Growing Knock Out Roses
Since winning the All-America Rose Selection award in 2000, the year of its introduction, the Knock Out rose has gone on to become the most widely sold rose in the United States. Developed by Bill Radler and brought to market by Conard-Pyle, years of rose breeding produced a rose that is resistant to blackspot, easy to grow and full of flowers. The Knock Out rose is one of the hardiest roses available today.

  • The original Knock Out is a cherry red, with an open, loosely petaled flower. Since the original Knock Out, six more varieties have joined the Knock Out family.

  • Double Knock Out is the same cherry red color, but with a much fuller flower, similar to a classic hybrid tea.

  • Pink Knock Out is a cheerful, bubblegum pink, with an open, five-petaled bloom.

  • Double Pink Knock Out brings the same bright pink to a fully petaled, traditional rose flower.

  • Rainbow Knock Out is yellow in the center, shading out to a medium pink. Each flower has 5-6 petals.

  • Blushing Knock Out is a pale, delicate pink, with 5-6 petals on each bloom.

  • Sunny Knock Out is a yellow rose, fading to a creamy white as the flowers age. Each bloom is sparsely petaled. This is also the only fragrant member of the Knock Out family.

The entire Knock Out family shares a size of 3-4 feet high and equally wide. You can keep them smaller by lightly pruning them to the desired size. Like all roses, Knock Outs prefer a sunny location, but unlike most roses, will tolerate and bloom in a lightly shaded spot. Plant your Knock Out roses in well-drained, fertile soil, and mulch well. Wait to fertilize your Knock Out roses until they have settled in and gone through at least one bloom cycle. You can then feed them with a good organic fertilizer worked into the soil around the plant’s canes. Don’t let fertilizer sit on your rosebush, as this can cause burns.

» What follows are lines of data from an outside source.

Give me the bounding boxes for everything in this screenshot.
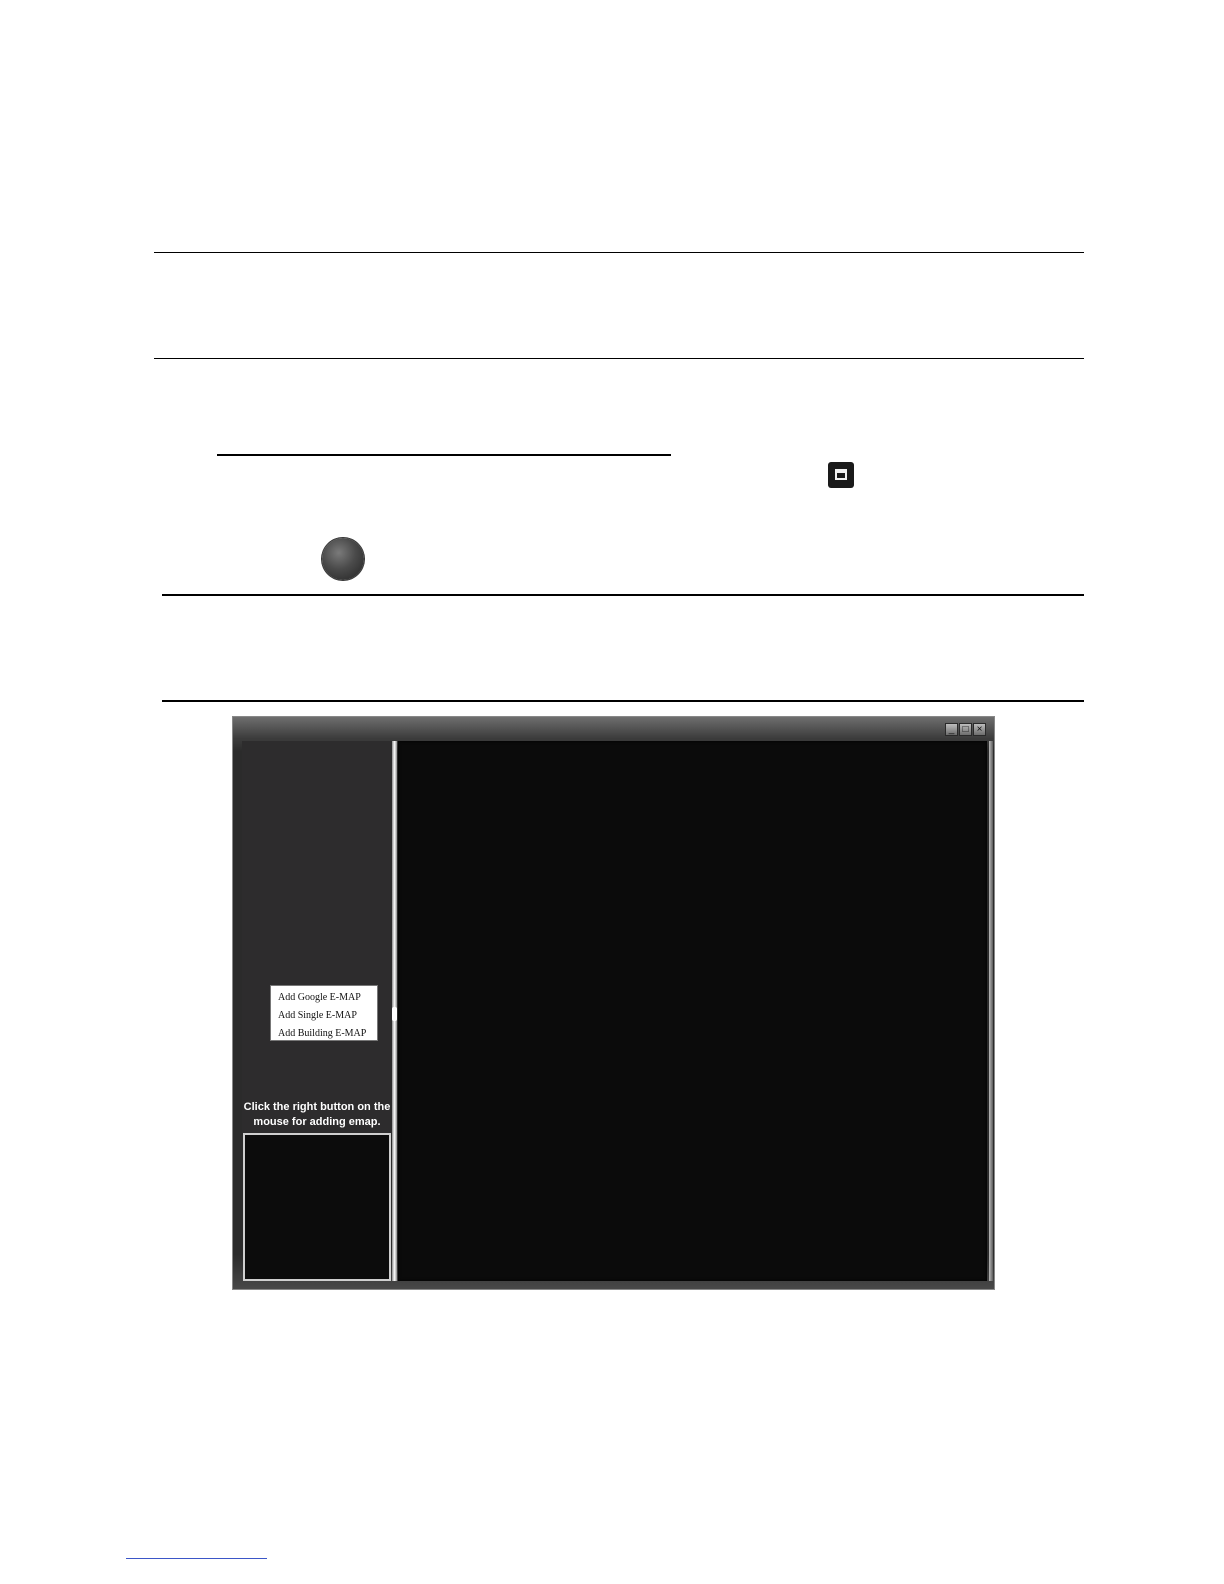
title-bar[interactable]: _ □ × bbox=[233, 717, 994, 739]
splitter-handle[interactable] bbox=[392, 1007, 397, 1021]
rule-short bbox=[217, 454, 671, 456]
close-button[interactable]: × bbox=[973, 723, 986, 736]
window-icon bbox=[828, 462, 854, 488]
emap-globe-icon bbox=[322, 538, 364, 580]
map-display-area[interactable] bbox=[398, 741, 993, 1281]
emap-window: _ □ × Add Google E-MAP Add Single E-MAP … bbox=[232, 716, 995, 1290]
minimize-button[interactable]: _ bbox=[945, 723, 958, 736]
rule-top bbox=[154, 252, 1084, 253]
emap-preview bbox=[243, 1133, 391, 1281]
maximize-button[interactable]: □ bbox=[959, 723, 972, 736]
rule-2 bbox=[154, 358, 1084, 359]
rule-4 bbox=[162, 700, 1084, 702]
add-emap-hint: Click the right button on the mouse for … bbox=[243, 1101, 391, 1128]
emap-list-panel[interactable]: Add Google E-MAP Add Single E-MAP Add Bu… bbox=[242, 741, 392, 1133]
menu-item-add-building-emap[interactable]: Add Building E-MAP bbox=[278, 1025, 377, 1043]
menu-item-add-google-emap[interactable]: Add Google E-MAP bbox=[278, 989, 377, 1007]
panel-splitter[interactable] bbox=[392, 741, 397, 1281]
footnote-rule bbox=[126, 1558, 267, 1559]
rule-3 bbox=[162, 594, 1084, 596]
menu-item-add-single-emap[interactable]: Add Single E-MAP bbox=[278, 1007, 377, 1025]
context-menu: Add Google E-MAP Add Single E-MAP Add Bu… bbox=[270, 985, 378, 1041]
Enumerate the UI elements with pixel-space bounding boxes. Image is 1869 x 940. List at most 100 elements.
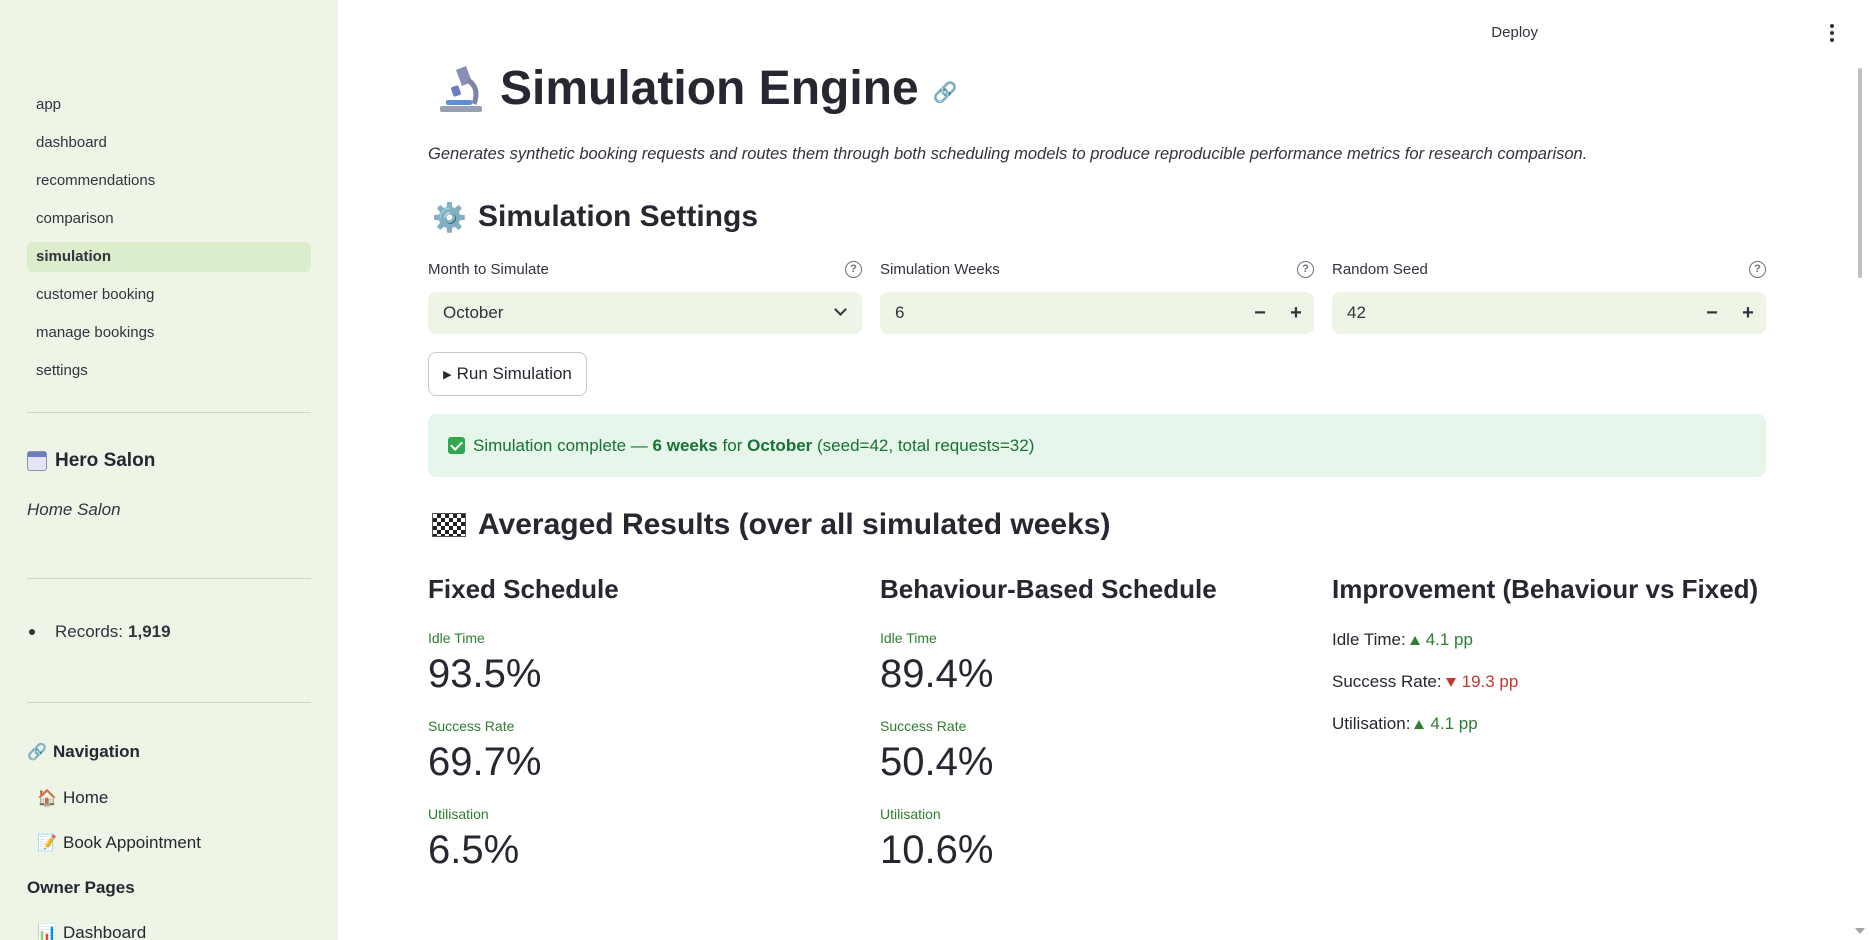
fixed-schedule-title: Fixed Schedule: [428, 574, 619, 604]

Though Knock Outs are more drought-resistant than most other roses, they still require steady water. Keep the soil moist, though not soggy, and be sure to check the soil moisture frequently during the summer.

No need for tedious deadheading with your Knock Out roses, as they will drop the faded flowers on their own. You can expect a wave of blooms to cover the bush every 5 – 6 weeks from spring through the fall. Once winter arrives, no need for special care. Knock Out are hardy even down to USDA gardening zone 5, with average winter lows of -25, but an extra heaping of mulch will help protect the bush through the most extreme weather.

Don’t worry about elaborate pruning once early spring arrives. Simply prune your Knock Out down to a height of 12 – 18 inches, keeping in mind that the bush will roughly triple in height from pruning to full growth in the spring. Remove any dead, broken or diseased canes, and that’s about all you’ll need to do with these low-care roses.

With so many great features, it’s easy to see why the Knock Out family has taken the rose world by storm. What other rose can boast:

  • Great disease and pest resistance

  • Hardy down to USDA gardening zone 5

  • Self-cleaning, no need for deadheading

  • Repeated bloom cycles throughout the growing season

  • No need for elaborate pruning techniques

  • Drought tolerant

  • Shade tolerant

  • Heat tolerant through the entire United States

Once you have planted a Knock Out, you will probably want more. With seven varieties to choose from, you can enjoy an assortment of flowers now, and look forward to future developments in the Knock Out family.